Objective: Aortic sinus dilatation can lead to aortic valve regurgitation or even aortic dissection. Our objective was to examine the association between body surface area (BSA) measures from childhood to middle age and aortic sinus diameter in middle age. Understanding the relation of these two clarifies how aortic size is normally determined.
Methods: Cardiovascular Risk in Young Finns Study is a longitudinal study with follow-up of over 31 years (1980-2011). The study comprises information of body composition from multiple time points of 1950 subjects with cardiac ultrasound measurements made in 2011. The association between BSA in different ages and aortic sinus diameter in middle age was analysed by linear regression modelling adjusted with age, sex and diastolic blood pressure. Missing BSA values were derived for each life year (ages 3-33 years) from subject-specific curves for body weight and height estimated from longitudinal measurements using mixed model regression splines.

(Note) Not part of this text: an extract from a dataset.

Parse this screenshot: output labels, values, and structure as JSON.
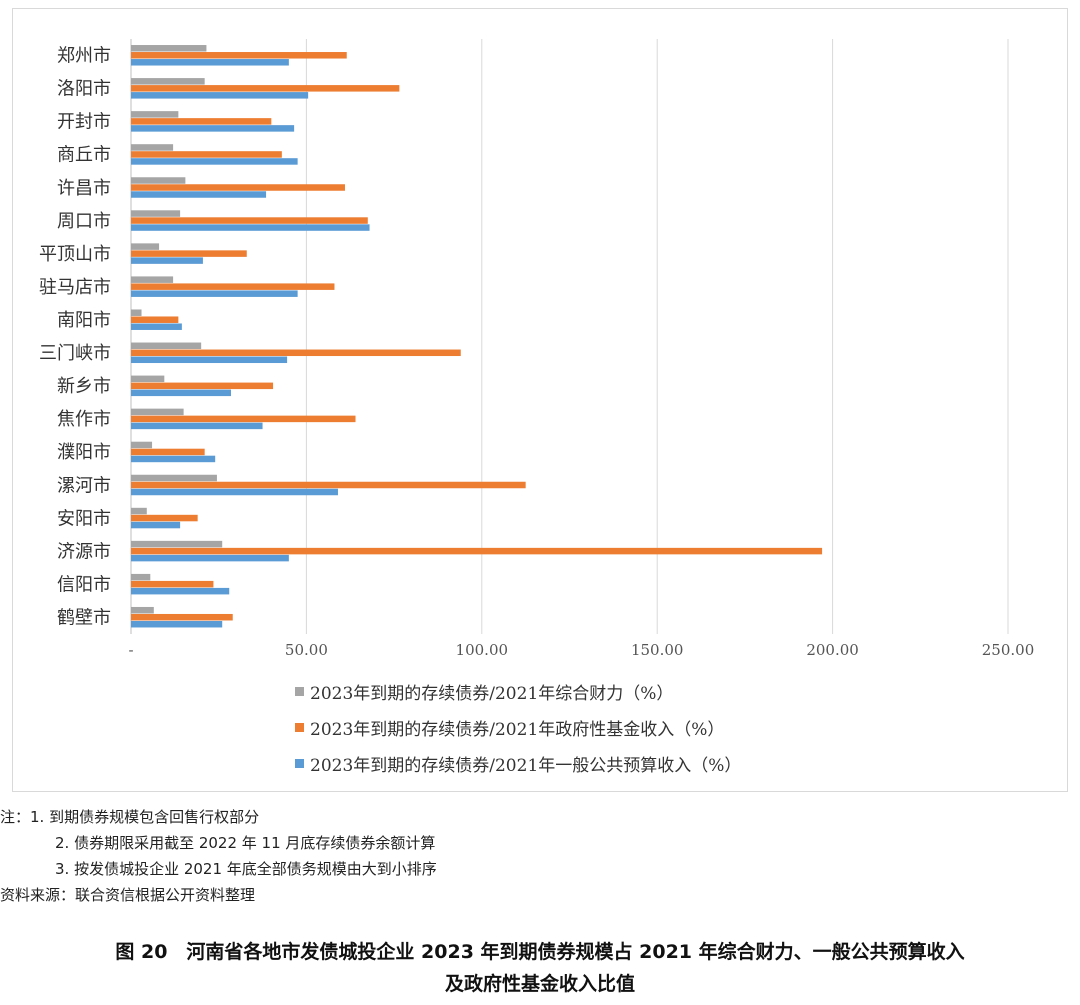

Results: BSA estimates in early 20s are most strongly associated with aortic sinus diameter in middle age. Top association was observed at age 23 years with one SD increase in estimated BSA corresponding to 1.04 mm (0.87-1.21 mm) increase in aortic diameter. Increase in body weight beyond early 20s does not associate with aortic sinus diameter, and the association between middle age BSA and aortic size is substantially weaker (0.74 mm increase (0.58-0.89 mm)). These results were confirmed in a subpopulation using only measured data.
Conclusion: The association between aortic sinus diameter and BSA is stronger when considering BSA in young adulthood compared with BSA in middle age.
Keywords: aortic aneurysm; echocardiography; epidemiology.